The "raw" data for this graph is found in
L<dcfilesize|http://g.blicky.net/dcstats.git/tree/dcfilesize>. Because I wasn't
interested in dealing with a text file of 84 million lines, the data is already
binned. The first column is the bin number and the second column the number of
unique files in that bin. The file sizes that each bin represents are between
C<2^(bin+9)> and C<2^(bin+10)>, with the exception of bin 0, which starts at a
file size of 0. The source of the gnuplot script is
L<dcfilesize.plot|http://g.blicky.net/dcstats.git/tree/dcfilesize.plot>.

=head2 Distribution of Files

Another interesting thing to measure is how often files are shared. That is,
how many users have the same file?

[img graph dcfiledist.png ]

Many files are only available from a single user. That's not really a good sign
when you wish to download such a file, but luckily there are also tons of files
that I<are> available from multiple users. What is interesting in this graph
isn't that it follows the L<power law|https://en.wikipedia.org/wiki/Power_law>,
but it's wondering what those outliers could possibly be. There's a collection
of 269 files that has been shared among 831 users, and there appears to be a
similar group of around 510-515 files that is shared among 20 or so users. I've
honestly no idea what those collections could be. Well, yes, I could probably
figure that out from the file lists, but my analysis program doesn't tell me
which files it's talking about and I'm too lazy to fix that.

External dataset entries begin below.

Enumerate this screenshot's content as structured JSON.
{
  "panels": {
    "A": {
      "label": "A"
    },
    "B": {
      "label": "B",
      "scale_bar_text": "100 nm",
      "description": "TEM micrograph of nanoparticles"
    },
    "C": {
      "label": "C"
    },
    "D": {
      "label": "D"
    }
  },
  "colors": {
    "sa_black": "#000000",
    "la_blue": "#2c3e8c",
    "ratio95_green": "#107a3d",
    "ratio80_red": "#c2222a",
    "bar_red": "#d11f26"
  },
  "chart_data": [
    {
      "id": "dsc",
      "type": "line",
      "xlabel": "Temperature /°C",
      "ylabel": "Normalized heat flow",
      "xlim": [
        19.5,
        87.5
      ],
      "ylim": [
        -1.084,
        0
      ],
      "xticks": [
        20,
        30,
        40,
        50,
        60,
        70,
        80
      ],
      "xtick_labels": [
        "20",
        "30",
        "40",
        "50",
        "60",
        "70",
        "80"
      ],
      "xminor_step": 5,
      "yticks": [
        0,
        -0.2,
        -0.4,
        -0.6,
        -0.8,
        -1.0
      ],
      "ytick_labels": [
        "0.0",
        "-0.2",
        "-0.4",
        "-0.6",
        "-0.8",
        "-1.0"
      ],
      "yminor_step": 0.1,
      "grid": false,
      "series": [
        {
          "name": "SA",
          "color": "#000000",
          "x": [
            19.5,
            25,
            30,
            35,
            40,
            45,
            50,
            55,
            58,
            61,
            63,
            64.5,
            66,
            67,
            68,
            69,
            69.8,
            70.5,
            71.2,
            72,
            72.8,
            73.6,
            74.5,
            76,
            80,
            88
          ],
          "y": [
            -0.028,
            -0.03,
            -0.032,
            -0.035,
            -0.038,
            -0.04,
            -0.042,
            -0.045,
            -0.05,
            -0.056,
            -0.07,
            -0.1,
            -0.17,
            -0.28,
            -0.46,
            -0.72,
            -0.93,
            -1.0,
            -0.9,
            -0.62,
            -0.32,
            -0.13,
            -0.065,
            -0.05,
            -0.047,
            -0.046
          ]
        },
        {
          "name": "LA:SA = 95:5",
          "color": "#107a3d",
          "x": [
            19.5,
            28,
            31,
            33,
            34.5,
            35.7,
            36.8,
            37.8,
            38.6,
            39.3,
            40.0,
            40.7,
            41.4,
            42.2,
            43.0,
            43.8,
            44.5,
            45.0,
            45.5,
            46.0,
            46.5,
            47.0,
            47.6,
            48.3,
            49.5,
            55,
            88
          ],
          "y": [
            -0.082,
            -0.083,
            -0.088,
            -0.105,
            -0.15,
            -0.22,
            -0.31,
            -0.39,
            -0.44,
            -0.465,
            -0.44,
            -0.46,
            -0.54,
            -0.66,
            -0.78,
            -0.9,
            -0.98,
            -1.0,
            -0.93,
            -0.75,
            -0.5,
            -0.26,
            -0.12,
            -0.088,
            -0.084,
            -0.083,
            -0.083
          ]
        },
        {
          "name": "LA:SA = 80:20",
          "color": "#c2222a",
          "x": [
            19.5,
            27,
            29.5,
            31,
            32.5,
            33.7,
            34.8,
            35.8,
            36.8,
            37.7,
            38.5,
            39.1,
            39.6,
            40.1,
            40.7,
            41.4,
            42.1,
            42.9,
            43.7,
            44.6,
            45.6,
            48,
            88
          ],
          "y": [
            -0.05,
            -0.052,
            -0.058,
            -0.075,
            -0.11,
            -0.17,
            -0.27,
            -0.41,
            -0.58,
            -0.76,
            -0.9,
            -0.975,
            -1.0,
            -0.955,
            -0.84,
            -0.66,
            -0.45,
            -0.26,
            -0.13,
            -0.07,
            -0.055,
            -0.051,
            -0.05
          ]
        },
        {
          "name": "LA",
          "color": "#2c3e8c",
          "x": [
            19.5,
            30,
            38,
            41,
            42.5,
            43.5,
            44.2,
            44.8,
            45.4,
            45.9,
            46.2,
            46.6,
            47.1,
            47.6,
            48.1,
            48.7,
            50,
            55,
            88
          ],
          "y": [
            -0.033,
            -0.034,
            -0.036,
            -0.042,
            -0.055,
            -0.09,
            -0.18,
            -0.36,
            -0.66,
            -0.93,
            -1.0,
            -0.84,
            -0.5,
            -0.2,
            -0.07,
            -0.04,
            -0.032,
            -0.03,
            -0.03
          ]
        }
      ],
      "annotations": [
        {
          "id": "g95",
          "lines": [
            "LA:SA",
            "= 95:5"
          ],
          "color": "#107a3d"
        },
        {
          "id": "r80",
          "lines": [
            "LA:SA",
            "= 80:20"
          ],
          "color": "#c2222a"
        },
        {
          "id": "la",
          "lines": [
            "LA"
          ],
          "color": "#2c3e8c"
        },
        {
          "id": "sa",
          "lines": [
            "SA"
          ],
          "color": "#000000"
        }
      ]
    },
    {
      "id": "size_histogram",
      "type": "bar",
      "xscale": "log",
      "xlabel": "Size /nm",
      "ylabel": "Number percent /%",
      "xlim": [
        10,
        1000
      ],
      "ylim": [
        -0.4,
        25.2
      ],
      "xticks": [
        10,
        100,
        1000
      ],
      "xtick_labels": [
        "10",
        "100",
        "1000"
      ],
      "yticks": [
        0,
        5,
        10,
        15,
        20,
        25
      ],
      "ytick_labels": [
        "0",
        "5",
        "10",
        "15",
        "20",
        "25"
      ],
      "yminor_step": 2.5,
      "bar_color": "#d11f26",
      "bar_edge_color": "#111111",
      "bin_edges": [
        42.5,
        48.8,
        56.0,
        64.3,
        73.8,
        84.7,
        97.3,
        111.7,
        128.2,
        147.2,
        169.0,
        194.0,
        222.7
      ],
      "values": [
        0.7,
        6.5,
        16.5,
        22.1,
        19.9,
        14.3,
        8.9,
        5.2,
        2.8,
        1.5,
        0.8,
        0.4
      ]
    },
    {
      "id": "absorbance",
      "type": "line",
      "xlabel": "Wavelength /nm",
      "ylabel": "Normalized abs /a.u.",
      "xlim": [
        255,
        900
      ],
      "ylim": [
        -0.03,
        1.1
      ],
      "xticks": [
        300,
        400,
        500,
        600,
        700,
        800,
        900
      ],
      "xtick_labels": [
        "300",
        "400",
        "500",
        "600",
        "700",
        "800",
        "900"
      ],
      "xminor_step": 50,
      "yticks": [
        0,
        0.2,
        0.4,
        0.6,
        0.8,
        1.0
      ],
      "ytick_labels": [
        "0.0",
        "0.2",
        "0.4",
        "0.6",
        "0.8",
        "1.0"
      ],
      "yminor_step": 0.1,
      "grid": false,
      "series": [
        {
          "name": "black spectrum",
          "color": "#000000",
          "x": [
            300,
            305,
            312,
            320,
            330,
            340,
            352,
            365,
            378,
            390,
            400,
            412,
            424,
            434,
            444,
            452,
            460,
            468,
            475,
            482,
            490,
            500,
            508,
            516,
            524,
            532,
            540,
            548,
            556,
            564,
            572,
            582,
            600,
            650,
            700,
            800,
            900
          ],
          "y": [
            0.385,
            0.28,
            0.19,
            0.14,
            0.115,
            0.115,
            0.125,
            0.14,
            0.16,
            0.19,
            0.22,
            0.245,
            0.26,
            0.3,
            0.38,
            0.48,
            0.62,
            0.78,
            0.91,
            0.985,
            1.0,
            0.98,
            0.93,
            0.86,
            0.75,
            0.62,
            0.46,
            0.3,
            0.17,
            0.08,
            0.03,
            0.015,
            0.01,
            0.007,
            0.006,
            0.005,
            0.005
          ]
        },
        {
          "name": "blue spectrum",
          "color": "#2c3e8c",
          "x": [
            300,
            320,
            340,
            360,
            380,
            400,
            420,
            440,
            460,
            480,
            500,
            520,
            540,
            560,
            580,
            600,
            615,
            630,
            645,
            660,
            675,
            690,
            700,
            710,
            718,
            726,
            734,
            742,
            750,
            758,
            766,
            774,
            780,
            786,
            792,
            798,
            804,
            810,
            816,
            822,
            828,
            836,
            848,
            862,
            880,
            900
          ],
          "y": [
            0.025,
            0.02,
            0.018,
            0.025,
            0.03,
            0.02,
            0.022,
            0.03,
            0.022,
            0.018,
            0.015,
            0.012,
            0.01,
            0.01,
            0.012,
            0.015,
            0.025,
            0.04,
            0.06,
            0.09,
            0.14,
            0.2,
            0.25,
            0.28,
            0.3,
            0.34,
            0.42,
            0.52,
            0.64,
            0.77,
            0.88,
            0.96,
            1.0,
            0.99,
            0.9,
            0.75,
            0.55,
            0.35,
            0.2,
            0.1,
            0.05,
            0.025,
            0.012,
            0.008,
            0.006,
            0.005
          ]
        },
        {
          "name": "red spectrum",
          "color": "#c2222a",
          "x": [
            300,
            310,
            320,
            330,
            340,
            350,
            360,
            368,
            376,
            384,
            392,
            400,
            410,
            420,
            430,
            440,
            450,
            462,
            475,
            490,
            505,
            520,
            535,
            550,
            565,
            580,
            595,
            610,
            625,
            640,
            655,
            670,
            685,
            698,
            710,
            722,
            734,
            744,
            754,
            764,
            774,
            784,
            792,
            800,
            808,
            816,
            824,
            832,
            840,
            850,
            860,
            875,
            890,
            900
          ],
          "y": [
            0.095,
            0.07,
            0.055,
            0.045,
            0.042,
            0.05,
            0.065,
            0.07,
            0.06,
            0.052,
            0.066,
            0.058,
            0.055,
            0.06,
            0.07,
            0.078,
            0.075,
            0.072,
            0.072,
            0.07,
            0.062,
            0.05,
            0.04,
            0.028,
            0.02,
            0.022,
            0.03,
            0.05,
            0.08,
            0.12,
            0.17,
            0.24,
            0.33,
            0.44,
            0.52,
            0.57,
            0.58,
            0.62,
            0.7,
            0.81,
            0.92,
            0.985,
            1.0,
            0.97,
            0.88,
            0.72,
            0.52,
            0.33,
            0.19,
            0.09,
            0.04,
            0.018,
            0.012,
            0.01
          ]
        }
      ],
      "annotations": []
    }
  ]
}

The graph has been clipped to 600, but there's another interesting outlier. A
single file that has been shared by 5668 users. I'm going to guess that this is
the empty file. There are so many ways to get an empty file somewhere in your
filesystem, after all.

The raw data for this graph is found in
L<dcfiledist|http://g.blicky.net/dcstats.git/tree/dcfiledist>, which lists the
number of times shared and the aggregate number of files. The gnuplot script is
L<dcfiledist.plot|http://g.blicky.net/dcstats.git/tree/dcfiledist.plot>.


=head1 Final Notes

So, erm, what conclusions can we draw from this? That stats are fun, I guess.
If anyone (including me) is going to repeat this experiment on a fresh data
set, make sure to use a more scalable downloading process that I did. My
approach shouldn't be repeated if we wish to keep the Direct Connect network
alive.

Furthermore, keep in mind that this is just a snapshot of a single day on a
single hub. The graphs may look very different when the file lists are
harvested at some other time. And it's also quite likely that different hubs
will have very different share profiles. It could be interesting to try and
graph everything, but I don't have I<that> kind of free time.